Days later, Est Jessica Winter was completely dead again. “When the credit bureau removes something from your report, they don’t actually delete it from the database—they flag it,” explained Evan Hendricks, editor and publisher of Privacy Times. If there’s even the slightest discrepancy in how a bank or credit-card company furnishes your data to the credit bureaus—if, say, a bank reports your data this month using a different subscriber number than last month—the glitch can result in “flagged” information worming its way back into your report, Hendricks said.

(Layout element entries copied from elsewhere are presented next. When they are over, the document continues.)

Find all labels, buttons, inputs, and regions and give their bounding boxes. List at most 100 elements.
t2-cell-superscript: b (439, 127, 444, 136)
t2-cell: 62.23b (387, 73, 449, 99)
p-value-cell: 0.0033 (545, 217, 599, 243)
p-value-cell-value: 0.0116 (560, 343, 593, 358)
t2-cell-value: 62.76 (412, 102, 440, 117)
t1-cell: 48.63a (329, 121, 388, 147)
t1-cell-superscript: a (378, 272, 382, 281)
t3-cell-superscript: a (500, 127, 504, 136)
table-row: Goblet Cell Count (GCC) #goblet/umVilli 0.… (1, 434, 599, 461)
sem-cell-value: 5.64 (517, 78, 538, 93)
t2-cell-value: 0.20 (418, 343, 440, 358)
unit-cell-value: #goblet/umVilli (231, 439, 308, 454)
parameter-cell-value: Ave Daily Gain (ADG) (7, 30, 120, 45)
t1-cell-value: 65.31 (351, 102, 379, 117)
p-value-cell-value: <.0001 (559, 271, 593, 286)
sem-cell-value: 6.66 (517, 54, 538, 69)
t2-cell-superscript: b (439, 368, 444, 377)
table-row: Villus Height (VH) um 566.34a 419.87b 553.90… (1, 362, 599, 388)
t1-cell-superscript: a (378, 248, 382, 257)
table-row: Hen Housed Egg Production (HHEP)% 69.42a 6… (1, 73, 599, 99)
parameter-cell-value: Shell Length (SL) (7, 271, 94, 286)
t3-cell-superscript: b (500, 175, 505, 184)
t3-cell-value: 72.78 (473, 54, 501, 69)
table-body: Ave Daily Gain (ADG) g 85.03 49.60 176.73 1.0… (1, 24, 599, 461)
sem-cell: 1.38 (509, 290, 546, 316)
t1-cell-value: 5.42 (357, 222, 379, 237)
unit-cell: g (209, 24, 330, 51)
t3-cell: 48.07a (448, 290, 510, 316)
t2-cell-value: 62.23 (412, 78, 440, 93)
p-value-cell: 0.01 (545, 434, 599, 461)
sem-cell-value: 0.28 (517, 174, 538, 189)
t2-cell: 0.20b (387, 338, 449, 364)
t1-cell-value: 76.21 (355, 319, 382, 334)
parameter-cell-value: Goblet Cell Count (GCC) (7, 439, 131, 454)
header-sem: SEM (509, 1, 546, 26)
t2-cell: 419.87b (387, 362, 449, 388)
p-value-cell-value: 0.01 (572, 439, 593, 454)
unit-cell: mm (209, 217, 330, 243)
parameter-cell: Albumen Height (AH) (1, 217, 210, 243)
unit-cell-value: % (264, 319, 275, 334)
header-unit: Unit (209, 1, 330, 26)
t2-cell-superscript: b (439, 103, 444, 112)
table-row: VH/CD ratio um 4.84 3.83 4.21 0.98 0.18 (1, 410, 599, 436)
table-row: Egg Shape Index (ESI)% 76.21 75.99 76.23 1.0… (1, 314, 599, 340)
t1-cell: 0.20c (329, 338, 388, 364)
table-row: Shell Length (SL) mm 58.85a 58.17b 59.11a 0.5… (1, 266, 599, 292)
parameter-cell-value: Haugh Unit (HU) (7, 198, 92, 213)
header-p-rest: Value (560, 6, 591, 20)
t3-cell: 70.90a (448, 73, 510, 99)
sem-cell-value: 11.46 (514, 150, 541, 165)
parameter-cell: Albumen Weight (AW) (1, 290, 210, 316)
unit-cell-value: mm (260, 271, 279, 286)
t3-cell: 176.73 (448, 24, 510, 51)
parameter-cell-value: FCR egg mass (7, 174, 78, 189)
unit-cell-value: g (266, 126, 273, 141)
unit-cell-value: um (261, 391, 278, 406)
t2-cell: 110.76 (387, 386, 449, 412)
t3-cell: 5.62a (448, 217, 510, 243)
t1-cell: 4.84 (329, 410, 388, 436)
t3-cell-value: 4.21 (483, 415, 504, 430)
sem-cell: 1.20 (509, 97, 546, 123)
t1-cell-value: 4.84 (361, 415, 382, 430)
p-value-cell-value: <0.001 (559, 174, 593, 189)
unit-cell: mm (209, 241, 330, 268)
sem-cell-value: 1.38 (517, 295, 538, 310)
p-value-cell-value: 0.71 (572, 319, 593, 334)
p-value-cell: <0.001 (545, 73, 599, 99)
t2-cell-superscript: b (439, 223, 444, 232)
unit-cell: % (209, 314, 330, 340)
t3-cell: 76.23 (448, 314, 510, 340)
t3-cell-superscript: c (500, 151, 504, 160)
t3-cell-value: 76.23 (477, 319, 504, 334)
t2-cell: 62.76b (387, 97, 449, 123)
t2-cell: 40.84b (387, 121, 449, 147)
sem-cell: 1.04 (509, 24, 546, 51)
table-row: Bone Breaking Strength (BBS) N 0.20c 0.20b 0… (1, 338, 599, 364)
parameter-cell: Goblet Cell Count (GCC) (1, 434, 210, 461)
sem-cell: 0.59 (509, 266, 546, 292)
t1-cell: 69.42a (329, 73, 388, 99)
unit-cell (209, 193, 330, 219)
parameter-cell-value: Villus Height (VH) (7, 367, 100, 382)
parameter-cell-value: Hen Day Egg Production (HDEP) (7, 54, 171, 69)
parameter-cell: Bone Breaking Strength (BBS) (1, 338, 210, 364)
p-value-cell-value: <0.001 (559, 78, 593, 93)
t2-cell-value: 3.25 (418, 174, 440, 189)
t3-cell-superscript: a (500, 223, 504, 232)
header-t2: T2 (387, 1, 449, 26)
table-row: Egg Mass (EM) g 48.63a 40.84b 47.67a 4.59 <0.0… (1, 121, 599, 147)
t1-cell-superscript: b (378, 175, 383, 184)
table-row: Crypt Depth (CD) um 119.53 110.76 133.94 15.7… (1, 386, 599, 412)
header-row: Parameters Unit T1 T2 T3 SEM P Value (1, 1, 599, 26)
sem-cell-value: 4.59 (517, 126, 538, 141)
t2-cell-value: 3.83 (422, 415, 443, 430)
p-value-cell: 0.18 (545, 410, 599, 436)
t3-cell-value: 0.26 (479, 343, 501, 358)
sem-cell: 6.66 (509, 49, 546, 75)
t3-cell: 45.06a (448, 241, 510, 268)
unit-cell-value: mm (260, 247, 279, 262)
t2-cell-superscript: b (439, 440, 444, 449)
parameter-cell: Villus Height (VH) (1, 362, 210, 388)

To console myself, I spent some time online searching for dead people like me. A Seattle-area woman was a familiar sight to tellers at her local Bank of America branch, but they were powerless to refinance her mortgage so long as her Experian credit report listed her as deceased. By the time Texas real estate developer David Jokinen appeared before the Senate Banking Committee in 2003, he’d been dead for two and a half years, after a clerical error blended his records with those of his late mother. One of the many ghoulish highlights of Jokinen’s flabbergasting testimony: A year after Chase declared him dead, they offered to raise the credit limit on his zombie Visa card. I sensed my own life force draining away.

But compared to Jokinen, I’m lucky: Another week in phone-maze hell was enough to delete the “Est” and revivify my score, in time to close on the apartment. And I’m still alive today, though that could change. “I don’t want to scare you, but this may continue to pop up,” said John Ulzheimer of Credit.com. “If I were you, I’d be constantly getting copies of my reports for the foreseeable future.”

Yet, odd as it may sound, my brush with credit mortality has made me less inclined to stand vigil over my credit score, and certainly more fatalistic about it. Rheingold sums up my frustration: “The Fair Credit Reporting Act requires ‘reasonable procedures to assure maximum possible accuracy’ of your information—so why should anyone need credit monitoring?” he asks. “They’ve taken their responsibility under the law and turned it into a product they can sell you.”

That product will now be sold by the winners of Experian’s band-search contest, the hirsute five-piece Victorious Secrets. Announcing the win on their Web site, the group wrote, “We promise to have great credit scores from now on.” If that’s a promise within any mere consumer’s power to keep, I’d like to hear a song about it.